Thanksgiving break:  Step one-- Quinn and Jana help me get rid of stuff in my garage.  Most of it was from a garage sale that Cody held in the summer.  Some of the items were given to him by friends who were decluttering as well as things we were getting rid of.  So now it's gone on to thrift stores along with a few more things I won't ever use again.  We also threw away stuff.  Not valuable stuff.  Just junk. 

Step two--Jana and Chuck came over today to start in on the house.  We packed up two or three boxes of VHS tapes. Harder than I expected.  Not that I would have probably every watched most of them again, but I liked looking at the titles of my favorite movies.  It was proof I'm not a hoarder though.  When it came down to it, I waved all but a few goodbye.  My facebook post:   Took a step into reality today and packed up almost all of my VHS tapes. Fine, I watched other people do it for me. Kept a few: It's a Wonderful Life, Chicken Run, Waking Ned Devine, Wallace and Grommit, A & E Pride and Prejudice--you know, just the essentials. The rest will be at a thrift store near you!

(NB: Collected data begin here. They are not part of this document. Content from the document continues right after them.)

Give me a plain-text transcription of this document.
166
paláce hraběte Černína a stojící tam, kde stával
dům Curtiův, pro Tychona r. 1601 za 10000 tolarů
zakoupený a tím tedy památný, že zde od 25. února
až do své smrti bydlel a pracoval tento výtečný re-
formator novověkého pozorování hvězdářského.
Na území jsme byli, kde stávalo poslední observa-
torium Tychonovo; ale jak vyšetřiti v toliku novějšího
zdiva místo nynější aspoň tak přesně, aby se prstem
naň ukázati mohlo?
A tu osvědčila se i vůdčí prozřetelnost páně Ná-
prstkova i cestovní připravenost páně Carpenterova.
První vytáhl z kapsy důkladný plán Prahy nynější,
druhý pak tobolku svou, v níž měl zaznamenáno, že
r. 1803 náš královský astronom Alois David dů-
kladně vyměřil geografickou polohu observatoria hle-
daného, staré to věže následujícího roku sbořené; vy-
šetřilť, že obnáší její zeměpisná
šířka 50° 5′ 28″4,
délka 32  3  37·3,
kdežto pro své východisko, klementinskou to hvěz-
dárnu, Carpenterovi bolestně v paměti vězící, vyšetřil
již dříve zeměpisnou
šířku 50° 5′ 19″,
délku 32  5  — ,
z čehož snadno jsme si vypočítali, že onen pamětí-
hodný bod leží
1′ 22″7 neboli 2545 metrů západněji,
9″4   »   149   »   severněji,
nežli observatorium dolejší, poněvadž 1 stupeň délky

We also packed up a ton of fabric I was sure I'd make quilts out of someday and games I haven't played in years.  Even a few tablecloths--not all, this is the first time through.  When I realize how much a storage unit is going to cost and how quickly it will fill, I'll go through everything again.

Tonight I'll start on Christmas bins.  My strategy will be that every Santa or Snowman figurine I get rid of will mean one more nativity set I get to keep.  The last count of Nativity sets was 60.  Some are tiny!

I know why most people make their children do this after they die.  I'm not a hoarder, but I'm a collector.  As I say to my students:  We can do hard things!